Find more posts tagged with

Sort by:
1 - 3 of 31
    User: "homburg"
    New Altair Community Member
    Hi duygu,

    have already installed the text mining extension? If yes you will find an operator called "Data to Documents" which can be used to migrate an example set to a document object. But to answer your question, currently there is no option to parse rtf code directly in RapidMiner. Maybe you'll find some library or scripting tool you can pipe your data through. What you could try to get the text content from your input is to filter the rtf code via regular expressions (using "Replace" or "Replace Token" operator) with a search pattern like this:
    [tt]\{\*?\\[^{}]+}|[{}]|\\\n?[A-Za-z]+\n?(?:-?\d+)?[ ]?[/tt]
    Since text mining is a rather complex topic it may be a good idea to take a closer look at some useful introduction videos. A video which shows how to classify texts dealing with different topics can be found here:
    http://rapidminerresources.com/index.php?page=text-mining-3
    In addition to that Neil McGuigan produced a great series of videos dealing with RapidMiner and Text-Mining which are available via his blog:
    http://vancouverdata.blogspot.de/2010/11/text-analytics-with-rapidminer-loading.html shows the first one of the series.

    Cheers,
    Helge
    User: "duygu"
    New Altair Community Member
    OP
    Yes, i already tried "Data to Documents" but i have never thought about reguler expressions. I'm going to try it now.
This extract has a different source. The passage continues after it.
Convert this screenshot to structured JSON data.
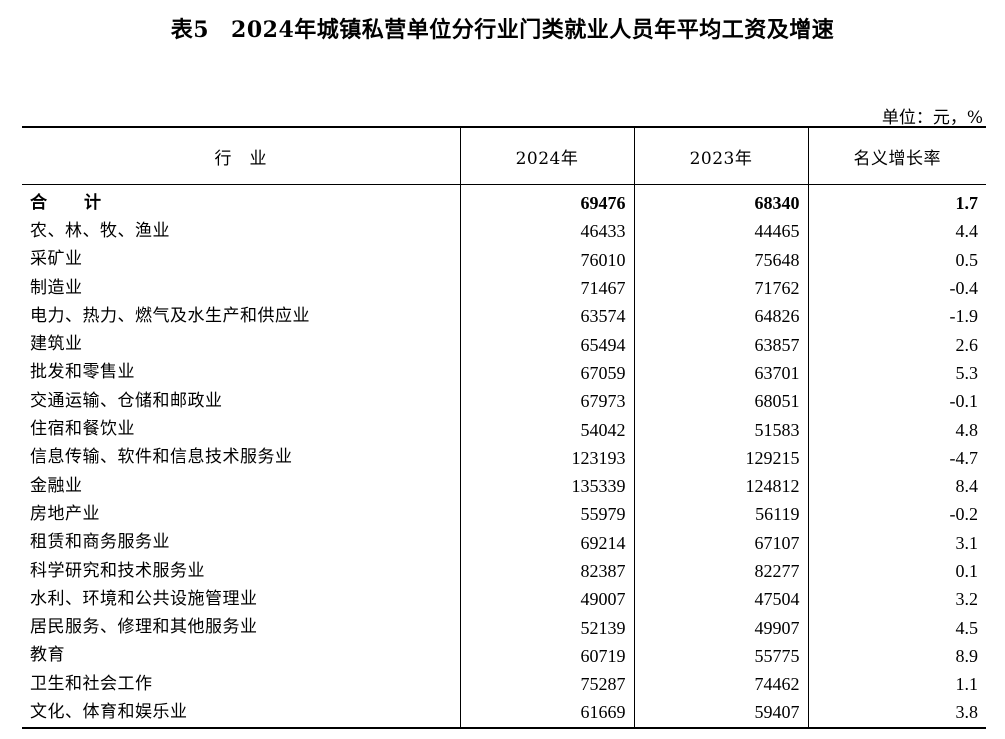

    Yeah, Neil McGuigan's site really helpful :D

    Thank you!
    User: "duygu"
    New Altair Community Member
    OP
    I couldnt do it with a regular expression because i couldnt decide what to replace with regular expression. So I try to coopy my document into a file (with WriteDocument operator) but now i cant see all the content in document. I just can see a few lines even though the document is 27 MB.